Limitations of the Synthetic Data-Based Model and Its Impact on Generalization Capability
This study utilizes synthetic samples generated via Gurobi optimization as the model training data, which effectively addresses the challenge of scarce real-world demand response labels. When applied to the real-world measurement dataset, the corresponding error metrics of the proposed model increased by 9.41%, 12.67%, and 15.12%, respectively, compared to its performance on the synthetic optimization test set.
The fundamental reason is that the synthetic samples strictly adhere to the ideal physical constraints of electricity cost minimization. Consequently, they cannot replicate the various non-ideal factors present in real-world grid scenarios, including the fluctuation of users’ subjective response willingness, random electricity consumption behaviors, and the influence of environmental factors. However, once a sufficient volume of real-world demand response measurement samples is accumulated in the future, the model can undergo seamless incremental retraining using these real samples without altering the underlying model architecture. With the increasing number of real samples and the continuous enrichment of user response behavior data, the model will progressively learn the non-ideal factors inherent in real-world scenarios, thereby achieving sustained improvements in both forecasting accuracy and generalization capability.
5. Conclusions
Aiming at the problems of lack of group heterogeneity, subjective setting of constraint parameters, shortage of real response labeled samples in the prediction of residential adjustable capacity, and significant prediction deviation of the traditional fixed reduction coefficient method, this paper deeply integrates K-means++ clustering and LSTM time-series prediction model, and constructs a prediction method of residential adjustable capacity considering user profile heterogeneity. The main research conclusions of this paper are as follows:
Based on 7-dimensional load features, including the daily average load, peak-to-valley difference, and the proportion of evening peak load, the K-means++ algorithm is employed to divide residential users into 6 typical electricity consumption groups. The constructed user profile system can effectively characterize the heterogeneity of consumption behaviors, providing a foundation for differentiated forecasting.
The proposed profile-specific constrained sample pool construction method generates high-quality response samples in batches with the objective of electricity cost minimization. This resolves the challenges faced by traditional models regarding the reliance on empirical settings for constraint parameters and the shortage of response samples.
The LSTM forecasting model integrated with user profile labels exhibits outstanding performance, and its prediction accuracy outperforms commonly used heterogeneity-aware methods, namely K-means + SVM and K-means + XGBoost.

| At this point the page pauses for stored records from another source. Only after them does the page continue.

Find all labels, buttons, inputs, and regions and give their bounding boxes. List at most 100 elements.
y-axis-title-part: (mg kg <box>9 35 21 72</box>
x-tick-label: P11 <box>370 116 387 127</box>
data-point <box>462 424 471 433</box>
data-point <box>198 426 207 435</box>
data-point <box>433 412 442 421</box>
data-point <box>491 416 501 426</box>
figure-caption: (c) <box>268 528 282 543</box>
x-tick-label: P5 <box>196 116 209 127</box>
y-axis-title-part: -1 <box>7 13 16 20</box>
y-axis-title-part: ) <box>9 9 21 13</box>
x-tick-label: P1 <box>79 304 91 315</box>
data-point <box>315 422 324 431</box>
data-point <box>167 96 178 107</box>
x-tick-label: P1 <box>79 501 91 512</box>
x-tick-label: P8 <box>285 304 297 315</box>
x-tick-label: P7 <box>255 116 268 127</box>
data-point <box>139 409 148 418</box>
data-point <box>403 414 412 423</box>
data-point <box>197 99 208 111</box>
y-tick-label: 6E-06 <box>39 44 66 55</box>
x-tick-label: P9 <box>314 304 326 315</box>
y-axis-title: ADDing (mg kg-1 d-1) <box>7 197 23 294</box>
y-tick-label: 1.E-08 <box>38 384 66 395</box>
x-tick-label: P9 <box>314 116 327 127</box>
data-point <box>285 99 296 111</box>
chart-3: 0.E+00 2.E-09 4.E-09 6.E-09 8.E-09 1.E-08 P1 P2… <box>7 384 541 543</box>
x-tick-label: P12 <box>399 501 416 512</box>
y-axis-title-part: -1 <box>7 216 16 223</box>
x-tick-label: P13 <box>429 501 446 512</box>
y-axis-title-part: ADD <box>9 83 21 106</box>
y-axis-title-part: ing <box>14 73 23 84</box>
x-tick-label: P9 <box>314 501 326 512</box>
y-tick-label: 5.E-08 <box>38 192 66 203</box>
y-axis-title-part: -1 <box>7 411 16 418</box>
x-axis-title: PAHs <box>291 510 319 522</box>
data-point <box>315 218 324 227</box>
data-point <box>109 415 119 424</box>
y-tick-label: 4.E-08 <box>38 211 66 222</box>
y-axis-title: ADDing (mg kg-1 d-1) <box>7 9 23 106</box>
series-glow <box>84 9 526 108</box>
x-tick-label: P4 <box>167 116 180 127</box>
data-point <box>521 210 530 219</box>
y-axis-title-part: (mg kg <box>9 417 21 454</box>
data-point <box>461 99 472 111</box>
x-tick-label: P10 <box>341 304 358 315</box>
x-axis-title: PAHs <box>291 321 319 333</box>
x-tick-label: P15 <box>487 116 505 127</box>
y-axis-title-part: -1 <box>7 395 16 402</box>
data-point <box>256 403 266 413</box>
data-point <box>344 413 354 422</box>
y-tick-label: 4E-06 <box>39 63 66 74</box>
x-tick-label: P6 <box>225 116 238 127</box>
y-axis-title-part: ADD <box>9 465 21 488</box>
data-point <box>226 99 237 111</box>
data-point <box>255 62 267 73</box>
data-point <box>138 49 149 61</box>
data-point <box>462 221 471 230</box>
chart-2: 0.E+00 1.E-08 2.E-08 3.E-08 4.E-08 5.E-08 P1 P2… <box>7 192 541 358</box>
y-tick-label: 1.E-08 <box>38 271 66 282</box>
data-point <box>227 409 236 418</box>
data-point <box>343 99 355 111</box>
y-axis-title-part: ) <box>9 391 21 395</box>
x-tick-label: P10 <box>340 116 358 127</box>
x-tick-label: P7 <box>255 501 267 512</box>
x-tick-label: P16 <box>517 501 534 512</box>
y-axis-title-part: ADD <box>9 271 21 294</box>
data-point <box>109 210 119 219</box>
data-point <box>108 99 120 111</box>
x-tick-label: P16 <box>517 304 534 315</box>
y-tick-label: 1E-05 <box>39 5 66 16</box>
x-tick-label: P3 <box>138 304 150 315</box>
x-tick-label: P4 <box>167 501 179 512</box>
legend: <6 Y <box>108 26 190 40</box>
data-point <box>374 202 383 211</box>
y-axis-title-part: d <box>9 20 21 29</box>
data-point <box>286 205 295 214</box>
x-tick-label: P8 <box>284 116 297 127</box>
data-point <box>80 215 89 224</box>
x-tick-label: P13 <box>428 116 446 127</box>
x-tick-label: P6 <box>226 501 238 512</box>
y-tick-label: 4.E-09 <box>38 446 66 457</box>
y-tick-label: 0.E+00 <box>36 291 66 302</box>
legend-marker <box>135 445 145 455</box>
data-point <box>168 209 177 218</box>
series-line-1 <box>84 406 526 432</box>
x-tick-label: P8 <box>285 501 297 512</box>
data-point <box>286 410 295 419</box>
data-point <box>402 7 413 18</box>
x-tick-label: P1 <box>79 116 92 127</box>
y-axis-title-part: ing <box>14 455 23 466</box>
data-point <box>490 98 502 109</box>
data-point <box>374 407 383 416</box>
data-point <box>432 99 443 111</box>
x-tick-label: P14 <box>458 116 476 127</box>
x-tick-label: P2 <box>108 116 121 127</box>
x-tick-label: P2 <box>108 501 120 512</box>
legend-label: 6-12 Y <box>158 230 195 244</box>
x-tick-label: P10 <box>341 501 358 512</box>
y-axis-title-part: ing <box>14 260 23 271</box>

After introducing the profile labels, the three core accuracy metrics of the model are further improved by 16.29%, 24.52%, and 20.21%, respectively, validating the critical role of profile heterogeneity in enhancing prediction accuracy.
Ultimately, in real-world grid dispatch and market bidding, the practically realizable capacity is inherently constrained by practical engineering factors. Future research will focus on extending this fundamental framework toward practical implementation across three key dimensions: (1) designing privacy-preserving forecasting architectures based on federated learning to guarantee the security of smart meter data; (2) optimizing lightweight, distributed edge-computing algorithms to satisfy the real-time efficiency demands of massive residential scenarios; and (3) integrating behavioral economics models to account for dynamic user participation willingness, thereby bridging the gap between theoretically predicted capacities and actual dispatchable resources.